After more than 13 months of waiting, the Senate has come together in a bipartisan fashion and by a vote of 63-37, approved casting off the limits imposed by President Bush on stem-cell research.

But one last roadblock remains -- the threat by President Bush to veto this legislation -- the first veto of his presidency.

For the millions of Americans suffering from Parkinson's, diabetes, cancer and other illnesses that could one day be cured, this veto would be a crushing blow.

Anyone who has seen illness up close has to want cures, and stem-cell research offers the most promise. So I still have hope the president might change his mind and sign the bill. To do otherwise would leave a harsh legacy for his presidency.

The legislation approved by the Senate -- championed by Reps. Michael Castle, R-Del., and Diana DeGette, D-Colo. -- is remarkably straightforward: It reverses the policy announced by the president in 2001, when he restricted federal funding to stem-cell lines already in existence. This would allow American researchers to once again explore the promise of this bright new frontier of research.

The president himself acknowledged the great promise of stem cells back in 2001. True support for stem cells means lifting the restrictions from hampering some of the most promising research, and only the Castle-DeGette bill will do that.

Today, the few available stem-cell lines are worthless because they are all contaminated with mouse feeder cells and cannot be used for human research.

The Castle-DeGette legislation now approved by both the House and the Senate would make available for use stem-cell lines derived from embryos left over from in vitro fertilization clinics -- embryos that are already slated to be disposed of and, therefore, it is difficult to understand the objections.

Also, the ethical parameters created by this legislation are numerous and strict:
  • The embryos must be left over after fertility treatment.
  • It must be clear that the embryos will be discarded.
  • The people donating the embryos must provide written consent.
  • These donors may not be compensated for their donation.

These restrictions mean that more than 400,000 embryos could become available, all while ensuring that researchers meet the highest of ethical standards.

Let us be clear: We are talking about embryos that will be destroyed, whether or not this bill becomes law. It is an indisputable fact these embryos have no future.

I can think of nothing more ethical than using embryos that would otherwise be wasted, to generate new, viable stem-cell lines offering medical hope and promise to so many.

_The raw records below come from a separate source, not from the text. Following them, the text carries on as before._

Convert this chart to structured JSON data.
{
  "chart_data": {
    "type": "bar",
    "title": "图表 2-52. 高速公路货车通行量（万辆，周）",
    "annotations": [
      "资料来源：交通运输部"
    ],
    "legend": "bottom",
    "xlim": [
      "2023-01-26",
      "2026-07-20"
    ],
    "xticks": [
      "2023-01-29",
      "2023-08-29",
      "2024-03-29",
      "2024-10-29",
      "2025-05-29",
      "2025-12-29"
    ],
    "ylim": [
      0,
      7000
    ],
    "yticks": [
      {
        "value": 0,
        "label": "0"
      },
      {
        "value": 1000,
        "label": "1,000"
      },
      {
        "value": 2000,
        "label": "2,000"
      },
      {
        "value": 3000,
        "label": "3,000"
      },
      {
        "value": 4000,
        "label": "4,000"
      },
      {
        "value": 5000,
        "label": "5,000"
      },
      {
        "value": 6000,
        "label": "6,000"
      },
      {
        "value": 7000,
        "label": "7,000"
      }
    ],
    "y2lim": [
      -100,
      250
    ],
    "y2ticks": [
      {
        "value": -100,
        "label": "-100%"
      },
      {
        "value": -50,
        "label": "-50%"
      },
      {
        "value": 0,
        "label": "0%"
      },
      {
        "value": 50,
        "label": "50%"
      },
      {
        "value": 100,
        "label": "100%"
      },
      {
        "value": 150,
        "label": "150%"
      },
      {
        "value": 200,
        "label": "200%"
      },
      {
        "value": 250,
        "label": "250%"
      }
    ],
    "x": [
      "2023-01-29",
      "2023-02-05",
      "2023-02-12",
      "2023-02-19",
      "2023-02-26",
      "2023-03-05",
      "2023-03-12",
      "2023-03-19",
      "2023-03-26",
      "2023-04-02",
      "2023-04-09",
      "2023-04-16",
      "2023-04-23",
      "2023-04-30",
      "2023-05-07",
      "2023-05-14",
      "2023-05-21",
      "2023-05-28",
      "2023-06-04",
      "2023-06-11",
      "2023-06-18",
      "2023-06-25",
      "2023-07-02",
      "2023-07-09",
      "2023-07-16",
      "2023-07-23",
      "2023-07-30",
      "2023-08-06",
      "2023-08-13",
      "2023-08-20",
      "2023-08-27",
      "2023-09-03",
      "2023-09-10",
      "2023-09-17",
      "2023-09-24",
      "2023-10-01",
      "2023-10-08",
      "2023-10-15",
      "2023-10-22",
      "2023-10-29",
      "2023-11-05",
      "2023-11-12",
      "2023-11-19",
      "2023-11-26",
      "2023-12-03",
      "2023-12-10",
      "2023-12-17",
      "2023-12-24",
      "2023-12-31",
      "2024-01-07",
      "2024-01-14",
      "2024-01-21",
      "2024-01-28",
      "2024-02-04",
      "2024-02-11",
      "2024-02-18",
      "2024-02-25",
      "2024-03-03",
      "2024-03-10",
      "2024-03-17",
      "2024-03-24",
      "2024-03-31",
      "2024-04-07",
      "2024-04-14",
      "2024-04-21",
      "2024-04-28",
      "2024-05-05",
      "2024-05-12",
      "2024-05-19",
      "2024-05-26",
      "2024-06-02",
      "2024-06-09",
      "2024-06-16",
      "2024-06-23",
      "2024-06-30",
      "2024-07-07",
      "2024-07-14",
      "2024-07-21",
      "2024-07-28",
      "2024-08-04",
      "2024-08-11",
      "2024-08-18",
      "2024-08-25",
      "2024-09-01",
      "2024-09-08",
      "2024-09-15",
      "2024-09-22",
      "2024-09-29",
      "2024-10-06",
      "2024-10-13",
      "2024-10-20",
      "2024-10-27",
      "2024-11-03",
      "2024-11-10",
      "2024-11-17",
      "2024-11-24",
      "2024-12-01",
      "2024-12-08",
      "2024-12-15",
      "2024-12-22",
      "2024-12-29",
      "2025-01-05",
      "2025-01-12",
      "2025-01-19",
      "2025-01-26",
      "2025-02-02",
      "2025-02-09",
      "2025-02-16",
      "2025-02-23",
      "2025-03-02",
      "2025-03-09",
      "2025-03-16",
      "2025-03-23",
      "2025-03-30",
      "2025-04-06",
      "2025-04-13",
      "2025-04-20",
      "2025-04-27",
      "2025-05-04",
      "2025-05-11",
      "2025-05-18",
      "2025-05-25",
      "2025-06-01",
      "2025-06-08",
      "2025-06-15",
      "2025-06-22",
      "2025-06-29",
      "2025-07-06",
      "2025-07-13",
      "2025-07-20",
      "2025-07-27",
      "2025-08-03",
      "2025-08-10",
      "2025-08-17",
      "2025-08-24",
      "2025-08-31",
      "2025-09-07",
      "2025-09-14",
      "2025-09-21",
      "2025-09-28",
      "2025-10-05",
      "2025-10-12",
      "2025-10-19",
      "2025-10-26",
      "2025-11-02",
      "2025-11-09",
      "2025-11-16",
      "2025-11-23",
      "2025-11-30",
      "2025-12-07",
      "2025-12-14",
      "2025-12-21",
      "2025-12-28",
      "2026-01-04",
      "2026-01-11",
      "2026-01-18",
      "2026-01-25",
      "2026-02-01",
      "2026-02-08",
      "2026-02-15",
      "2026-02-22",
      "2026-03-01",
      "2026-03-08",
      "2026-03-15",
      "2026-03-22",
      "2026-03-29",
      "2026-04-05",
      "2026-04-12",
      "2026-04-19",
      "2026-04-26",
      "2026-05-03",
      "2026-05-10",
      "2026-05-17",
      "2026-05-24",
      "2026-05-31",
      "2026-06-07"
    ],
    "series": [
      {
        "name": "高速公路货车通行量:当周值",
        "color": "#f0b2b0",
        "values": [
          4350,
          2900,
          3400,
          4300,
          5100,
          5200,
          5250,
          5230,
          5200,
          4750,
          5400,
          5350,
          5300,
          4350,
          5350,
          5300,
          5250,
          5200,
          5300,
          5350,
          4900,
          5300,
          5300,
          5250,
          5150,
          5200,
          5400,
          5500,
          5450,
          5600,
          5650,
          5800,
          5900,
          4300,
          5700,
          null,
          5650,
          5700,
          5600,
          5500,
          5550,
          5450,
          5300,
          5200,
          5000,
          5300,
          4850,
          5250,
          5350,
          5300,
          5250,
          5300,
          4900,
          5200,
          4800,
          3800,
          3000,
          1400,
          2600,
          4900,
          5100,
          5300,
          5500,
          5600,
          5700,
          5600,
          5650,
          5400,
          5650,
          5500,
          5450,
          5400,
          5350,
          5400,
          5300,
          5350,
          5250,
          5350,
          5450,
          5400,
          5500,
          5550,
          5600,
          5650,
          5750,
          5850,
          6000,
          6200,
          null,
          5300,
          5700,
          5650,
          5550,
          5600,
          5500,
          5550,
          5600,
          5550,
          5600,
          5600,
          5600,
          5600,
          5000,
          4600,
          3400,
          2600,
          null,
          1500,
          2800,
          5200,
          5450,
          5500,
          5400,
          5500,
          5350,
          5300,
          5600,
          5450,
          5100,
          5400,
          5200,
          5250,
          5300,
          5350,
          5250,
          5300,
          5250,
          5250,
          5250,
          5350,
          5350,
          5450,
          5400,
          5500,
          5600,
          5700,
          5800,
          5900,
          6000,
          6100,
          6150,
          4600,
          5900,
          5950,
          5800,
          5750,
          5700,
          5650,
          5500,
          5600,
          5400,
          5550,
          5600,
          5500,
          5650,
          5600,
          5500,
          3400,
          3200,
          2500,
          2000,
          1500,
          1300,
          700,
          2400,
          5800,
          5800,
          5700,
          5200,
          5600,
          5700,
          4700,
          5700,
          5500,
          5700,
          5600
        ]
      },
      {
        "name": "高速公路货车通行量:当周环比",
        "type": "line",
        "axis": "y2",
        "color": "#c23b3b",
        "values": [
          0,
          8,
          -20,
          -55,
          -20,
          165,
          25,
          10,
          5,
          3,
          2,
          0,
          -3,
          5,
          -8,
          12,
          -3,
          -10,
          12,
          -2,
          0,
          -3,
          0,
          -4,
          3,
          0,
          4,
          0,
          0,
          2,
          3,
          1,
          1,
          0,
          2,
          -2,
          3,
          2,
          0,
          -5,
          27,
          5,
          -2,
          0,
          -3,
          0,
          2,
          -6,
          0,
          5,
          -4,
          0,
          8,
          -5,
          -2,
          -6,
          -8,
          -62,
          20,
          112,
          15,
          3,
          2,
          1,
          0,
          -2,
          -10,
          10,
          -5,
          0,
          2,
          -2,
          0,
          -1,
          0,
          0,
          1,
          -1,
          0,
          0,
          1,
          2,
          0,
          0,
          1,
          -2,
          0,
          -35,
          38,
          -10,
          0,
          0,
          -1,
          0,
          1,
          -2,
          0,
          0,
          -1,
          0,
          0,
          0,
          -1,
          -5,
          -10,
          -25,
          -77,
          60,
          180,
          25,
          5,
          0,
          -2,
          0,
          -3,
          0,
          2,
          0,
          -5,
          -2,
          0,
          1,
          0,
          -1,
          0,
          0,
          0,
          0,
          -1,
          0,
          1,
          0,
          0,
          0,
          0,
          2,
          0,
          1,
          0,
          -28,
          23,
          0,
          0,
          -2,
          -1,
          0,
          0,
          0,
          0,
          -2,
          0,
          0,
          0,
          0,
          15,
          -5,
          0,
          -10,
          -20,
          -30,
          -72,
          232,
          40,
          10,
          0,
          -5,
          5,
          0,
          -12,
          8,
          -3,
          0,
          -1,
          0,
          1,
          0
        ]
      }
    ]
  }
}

We cannot forget that this debate is about real people, whose lives are affected by illness every day.

There is still much that we do not understand about stem cells; some of these cures may never come to fruition. But unless we allow our scientists to continue their work, we simply will not know. In fact, because of President Bush's current restrictive policy, some of our best and brightest scientists are leaving the United States to work overseas in countries that have embraced the promise of comprehensive stem-cell research.

Researchers are attracted by the federal funding provided in at least 10 other nations -- Germany, Finland, France, Sweden, United Kingdom, South Korea, Singapore, Israel, China and Australia.

American scientists, on the other hand, cannot obtain federal funding to do this work.

Meanwhile, several states, including California, are launching exciting initiatives to fund the research the federal government is ignoring.

But a patchwork, state-by-state approach is no way to run science policy. States have many other responsibilities, like funding education and building infrastructure. We should not expect them to solely carry the burden of funding one of the most promising fields in science. The federal government is a leader in so many other kinds of science. Stem-cell research should be no different.

No matter what action the president takes, the need for stem-cell research will not go away. And my colleagues and I will not stop fighting for this. We will continue to push in every way possible. Patients suffering from these catastrophic illnesses have already waited too long.